TOLUCA, Mexico — A pipeline explosion Sunday that injured seven people and sent flames and smoke shooting hundreds of feet into the air in central Mexico was caused by illegal tapping, Mexico's state-owned oil company said.

The pre-dawn explosion in a farm field injured four police officers and three firefighters among those called to the scene by a report of an oil leak, the state prosecutor's office said.

Petroleos Mexicanos, or Pemex, issued a statement on its Twitter account blaming the blast on an attempt to steal oil with an illicit tap. The supply of crude oil through the pipeline was immediately suspended, it said.

The explosion in Tonanitla in central Mexico state did not threaten any of the area's communities, Mexico state Gov. Eruviel Avila said via Twitter.
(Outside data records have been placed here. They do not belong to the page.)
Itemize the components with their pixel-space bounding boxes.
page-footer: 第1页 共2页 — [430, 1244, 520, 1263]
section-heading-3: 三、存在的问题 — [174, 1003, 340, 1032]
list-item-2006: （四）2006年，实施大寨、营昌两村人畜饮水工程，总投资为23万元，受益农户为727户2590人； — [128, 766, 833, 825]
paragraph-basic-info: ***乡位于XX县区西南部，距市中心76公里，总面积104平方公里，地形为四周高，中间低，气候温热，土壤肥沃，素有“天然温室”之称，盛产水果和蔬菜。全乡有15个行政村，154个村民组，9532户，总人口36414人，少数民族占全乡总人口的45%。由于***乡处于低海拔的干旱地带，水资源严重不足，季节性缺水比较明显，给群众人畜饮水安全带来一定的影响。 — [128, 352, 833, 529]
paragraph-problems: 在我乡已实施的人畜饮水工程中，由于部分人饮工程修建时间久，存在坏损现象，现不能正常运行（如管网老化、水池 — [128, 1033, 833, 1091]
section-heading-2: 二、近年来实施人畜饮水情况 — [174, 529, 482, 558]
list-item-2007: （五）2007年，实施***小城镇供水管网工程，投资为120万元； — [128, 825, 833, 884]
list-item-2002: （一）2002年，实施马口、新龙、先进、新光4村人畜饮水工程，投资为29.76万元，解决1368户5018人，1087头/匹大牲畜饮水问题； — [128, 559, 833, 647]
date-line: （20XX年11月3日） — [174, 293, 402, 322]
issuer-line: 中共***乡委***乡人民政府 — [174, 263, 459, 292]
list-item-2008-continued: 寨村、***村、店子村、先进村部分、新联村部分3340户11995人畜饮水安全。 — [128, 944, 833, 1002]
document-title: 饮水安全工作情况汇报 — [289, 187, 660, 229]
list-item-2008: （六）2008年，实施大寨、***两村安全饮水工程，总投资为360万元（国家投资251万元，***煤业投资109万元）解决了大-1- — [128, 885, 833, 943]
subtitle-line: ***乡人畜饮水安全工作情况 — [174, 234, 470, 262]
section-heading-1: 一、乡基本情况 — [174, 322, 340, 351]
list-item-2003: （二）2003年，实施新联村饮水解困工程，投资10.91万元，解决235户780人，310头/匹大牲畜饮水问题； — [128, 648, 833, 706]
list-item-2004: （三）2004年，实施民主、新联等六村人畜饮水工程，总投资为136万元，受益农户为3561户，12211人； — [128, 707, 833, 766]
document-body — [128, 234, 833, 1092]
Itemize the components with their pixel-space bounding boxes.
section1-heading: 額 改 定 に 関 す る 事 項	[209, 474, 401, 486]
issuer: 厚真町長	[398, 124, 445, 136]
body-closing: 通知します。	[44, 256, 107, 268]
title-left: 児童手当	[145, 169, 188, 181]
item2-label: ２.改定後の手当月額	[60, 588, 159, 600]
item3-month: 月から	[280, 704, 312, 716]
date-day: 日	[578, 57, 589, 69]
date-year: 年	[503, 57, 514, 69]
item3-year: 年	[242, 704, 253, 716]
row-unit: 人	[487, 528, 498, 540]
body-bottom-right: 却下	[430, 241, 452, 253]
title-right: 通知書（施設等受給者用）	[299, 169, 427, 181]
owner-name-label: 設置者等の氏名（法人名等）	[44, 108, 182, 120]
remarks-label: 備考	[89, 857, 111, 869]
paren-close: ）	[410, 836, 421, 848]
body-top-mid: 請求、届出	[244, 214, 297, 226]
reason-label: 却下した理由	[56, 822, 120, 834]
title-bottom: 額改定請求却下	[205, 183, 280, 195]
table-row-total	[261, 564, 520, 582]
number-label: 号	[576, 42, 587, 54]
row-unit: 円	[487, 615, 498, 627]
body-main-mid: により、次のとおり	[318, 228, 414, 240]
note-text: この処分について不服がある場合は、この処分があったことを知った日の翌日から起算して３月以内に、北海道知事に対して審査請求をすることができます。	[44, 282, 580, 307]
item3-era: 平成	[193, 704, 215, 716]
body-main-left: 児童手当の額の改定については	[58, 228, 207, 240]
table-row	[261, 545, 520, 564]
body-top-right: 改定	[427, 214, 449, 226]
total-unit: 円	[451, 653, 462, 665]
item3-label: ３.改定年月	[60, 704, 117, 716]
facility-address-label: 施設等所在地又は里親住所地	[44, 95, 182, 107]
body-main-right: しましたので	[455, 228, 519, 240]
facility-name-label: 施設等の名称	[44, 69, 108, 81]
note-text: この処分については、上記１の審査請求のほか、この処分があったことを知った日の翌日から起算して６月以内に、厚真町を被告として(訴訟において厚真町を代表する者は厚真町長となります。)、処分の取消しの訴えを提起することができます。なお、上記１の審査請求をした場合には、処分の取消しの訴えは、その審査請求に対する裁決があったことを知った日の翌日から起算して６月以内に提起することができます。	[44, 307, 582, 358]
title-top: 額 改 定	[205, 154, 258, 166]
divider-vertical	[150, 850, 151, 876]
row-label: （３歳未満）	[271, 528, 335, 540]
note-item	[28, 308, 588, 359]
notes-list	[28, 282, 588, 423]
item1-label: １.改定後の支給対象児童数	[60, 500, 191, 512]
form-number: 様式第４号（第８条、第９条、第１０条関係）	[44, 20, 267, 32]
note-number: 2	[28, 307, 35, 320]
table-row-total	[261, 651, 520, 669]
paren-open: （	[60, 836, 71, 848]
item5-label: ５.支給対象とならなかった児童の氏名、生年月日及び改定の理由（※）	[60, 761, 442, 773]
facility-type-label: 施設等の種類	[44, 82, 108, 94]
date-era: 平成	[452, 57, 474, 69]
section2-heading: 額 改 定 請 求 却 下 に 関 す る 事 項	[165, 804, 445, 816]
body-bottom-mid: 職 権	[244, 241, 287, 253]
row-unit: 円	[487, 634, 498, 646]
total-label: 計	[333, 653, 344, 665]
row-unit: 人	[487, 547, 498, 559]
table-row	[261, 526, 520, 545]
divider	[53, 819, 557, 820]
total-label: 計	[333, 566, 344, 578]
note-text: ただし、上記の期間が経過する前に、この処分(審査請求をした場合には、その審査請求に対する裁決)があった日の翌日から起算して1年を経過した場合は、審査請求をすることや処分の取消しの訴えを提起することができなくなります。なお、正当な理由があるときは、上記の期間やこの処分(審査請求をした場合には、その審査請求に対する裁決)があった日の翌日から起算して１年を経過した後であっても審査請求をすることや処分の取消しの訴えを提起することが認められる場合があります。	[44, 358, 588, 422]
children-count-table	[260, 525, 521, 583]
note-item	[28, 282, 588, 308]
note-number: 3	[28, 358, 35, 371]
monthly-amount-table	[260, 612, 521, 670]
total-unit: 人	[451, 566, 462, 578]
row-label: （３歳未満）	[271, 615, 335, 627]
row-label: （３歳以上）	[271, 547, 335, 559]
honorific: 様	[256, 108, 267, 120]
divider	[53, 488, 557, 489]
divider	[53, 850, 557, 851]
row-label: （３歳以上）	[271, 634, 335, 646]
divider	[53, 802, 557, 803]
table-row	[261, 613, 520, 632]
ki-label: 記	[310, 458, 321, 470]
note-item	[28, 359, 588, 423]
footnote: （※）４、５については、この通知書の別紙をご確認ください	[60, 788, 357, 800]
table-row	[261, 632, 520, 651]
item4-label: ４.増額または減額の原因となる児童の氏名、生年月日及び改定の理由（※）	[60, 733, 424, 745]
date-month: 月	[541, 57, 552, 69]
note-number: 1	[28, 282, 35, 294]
There were no evacuations.

An oil leak was first reported about 3:35 a.m. and the explosion occurred at 4 a.m., said Francisco Ventura of the Tecamac municipal police.

Officials reported the fire under control about four hours later.

Illegal tapping is a consistent and serious problem for Pemex, which has seen roughly 20 percent annual increases in thefts of crude oil, gasoline and diesel in recent years, according to Pemex reports and officials. One attempted theft caused an explosion that killed 29 people in December 2010.

Energy Secretary Pedro Joaquin Coldwell, in a widely reported Senate interview in April, said such thefts cost the company about $5 billion a year.